Passarono per Maui, spiaggia stupenda, colori vivaci e mare sempre più limpido e quasi verde, più ci si allontanava dalla spiaggia su cui era stanziata la coppia. Poi anmirarono la bianca sabbia della spiaggia di Oahu, i pesci impertinenti e troppo curiosi di Kahoolawe, che aveva le palme alte e il verde, talmente verde, da essere quasi un dipinto. Le spiagge più belle erano una affianco all'altra, a separarle erano pochi chilometri di acqua salata e profonda, a caratterizzarle era la magnificenza di quei posti sperduti e caldi, da sogno.
Mark era tentato a buttarsi in quelle stupende acque, Will era meravigliato e Daniel a stento riusciva a trattenere i due.
-Dan, è tutto così stupendo! Avrai speso un capitale! Ma come ti è venuto in mente? Questa è decisamente la sorpresa più bella di tutte!- disse, mentre erano sulla via del ritorno, la barca ora andava veloce e sembrava essersi trasformata in un motoscafo.
-Ehi, farei di tutto per te, a prescindere dal costo! E sono contento che ti sia piaciuta- regalò un bacio sulle labbra del compagno, che appoggiò con tenerezza la testa sulla sua spalla. -Grazie, ti amo così tanto- mormorò, strusciando la testa bionda, godendosi quel contatto.

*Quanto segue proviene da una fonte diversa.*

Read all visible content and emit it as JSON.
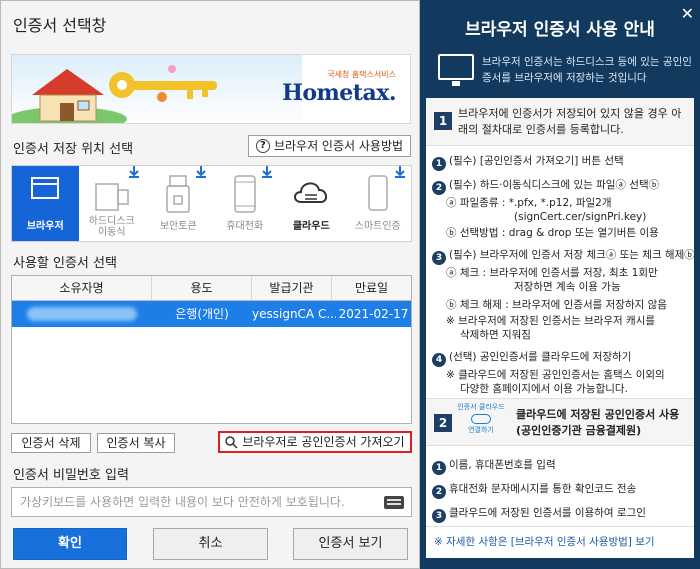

Daniel circondò la vita del biondo stringendolo a sé, -Grazie a te per esserci per me, ti amo anch'io, tantissimo- ripose, posando a sua volta la testa su quella del compagno, mentre insieme osservavano la tenera espressione assonnata del figlio.
-Adesso crolla dal sonno... ed io con lui- sussurrò il biondo, riferendosi al figlio, il quale occhi si stavano lentamente chiudendo.
-È rilassante viaggiare su questa barca, il mare è calmo e questo venticello è dolce e piacevole- Concordò Daniel, accoccolandosi di più al corpo del marito, per poi sbadigliare. -Non addormentiamoci!- Si riscosse Mark, per poi ridere insieme al corvino.
Quando ritornarono alla loro spiaggia, il sole stava già tramontando, lasciando che i suoi ultimi caldi raggi colorassero di arancione e ocra il cielo.
Salutarono e ringraziarono la loro guida; li aveva portati a visitare le spiagge più belle dell'arcipelago hawaiano, aveva detto loro i nomi delle isole e informati su ogni tipo di pianta o pesce che avevano incontrato lungo il tragitto. E tutto l'amore era stato condiviso in una perfetta e piena di tenerezza gita in barca.